A Century of Great Western Stories -- A Review

Edited by John Jakes, this is without a doubt the most comprehensive work of quality Western fiction out there today and I have my writing buddy [info]mjryan to thank for making me aware of it.

They're all here from Zane Grey to L'Amour, Max Brand to Jack London. But included are writers like Donald Hamilton (of Matt Helm fame), Ed Gorman's excellent "Wolf Moon" (which I reviewed elsewhere on my blog), John Jakes and Loren D. Estleman and Evan Hunter (better known as crime fiction writer Ed McBain).

Some stories shine. I've already mentioned Ed Gorman's "Wolf Moon", which to my mind is the definitive jewel in this collection, but Thomas Thompson's "Gun Job" is at least as good, along with Max Brand's "Wine on the Desert," Max Evans's dark fantasy "Candles in the Bottom of the Pool," Loren Estleman's speculative SF "Hell on the Draw" AND John Cunningham's "The Tin Star" which was the source material for the movie High Noon. And it's not all men, either. Marcia Muller has an excellent revenge story entitled "Sweet Cactus Wine" and Peggy Simson Curry's "Geranium House" simply must be read to be believed.

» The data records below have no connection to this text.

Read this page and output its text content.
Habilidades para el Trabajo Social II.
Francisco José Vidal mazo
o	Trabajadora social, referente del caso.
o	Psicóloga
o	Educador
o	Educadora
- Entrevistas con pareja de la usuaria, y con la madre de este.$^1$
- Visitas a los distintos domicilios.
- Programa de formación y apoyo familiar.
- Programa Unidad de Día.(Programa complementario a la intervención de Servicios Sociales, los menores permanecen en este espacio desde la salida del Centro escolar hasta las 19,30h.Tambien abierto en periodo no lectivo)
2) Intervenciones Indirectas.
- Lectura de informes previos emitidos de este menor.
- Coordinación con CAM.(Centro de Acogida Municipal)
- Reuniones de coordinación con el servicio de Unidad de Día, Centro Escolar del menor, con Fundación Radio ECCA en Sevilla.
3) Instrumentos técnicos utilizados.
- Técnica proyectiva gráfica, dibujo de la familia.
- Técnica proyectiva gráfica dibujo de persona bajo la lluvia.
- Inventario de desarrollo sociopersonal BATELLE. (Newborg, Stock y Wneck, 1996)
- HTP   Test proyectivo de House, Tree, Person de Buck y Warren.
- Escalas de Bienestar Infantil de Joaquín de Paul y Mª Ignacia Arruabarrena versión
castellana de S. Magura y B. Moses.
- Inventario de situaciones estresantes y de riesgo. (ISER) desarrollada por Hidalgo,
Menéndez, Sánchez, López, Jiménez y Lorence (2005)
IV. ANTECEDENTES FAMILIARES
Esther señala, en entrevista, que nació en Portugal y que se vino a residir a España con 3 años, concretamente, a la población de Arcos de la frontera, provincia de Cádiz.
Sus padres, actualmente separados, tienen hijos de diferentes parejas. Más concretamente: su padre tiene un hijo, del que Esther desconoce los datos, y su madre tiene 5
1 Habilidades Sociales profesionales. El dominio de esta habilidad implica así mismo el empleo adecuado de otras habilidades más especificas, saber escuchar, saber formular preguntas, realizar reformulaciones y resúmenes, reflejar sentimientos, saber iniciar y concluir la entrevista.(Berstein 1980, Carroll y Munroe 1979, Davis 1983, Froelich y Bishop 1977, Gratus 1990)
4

Yes, some of the stories are clunky. Two or three. But that's to be expected with some of the writers in this collection. They were prolific and made an impact on the genre, but it would have been wrong NOT to include them. L'Amour's "The Gift of Cochise" is forgettable, but it would have been nigh unforgivable not to include him. And we can understand why his story is the first one in the table of contents. Furthermore, while Zane Grey's work "Tappan's Burro" is dated by today's standards it still resonates with the reader and serves as the perfect capstone.

Overall the quality of these stories is very high. If you like good Western fiction, or just good fiction, you will definitely enjoy this collection. Give it a peek.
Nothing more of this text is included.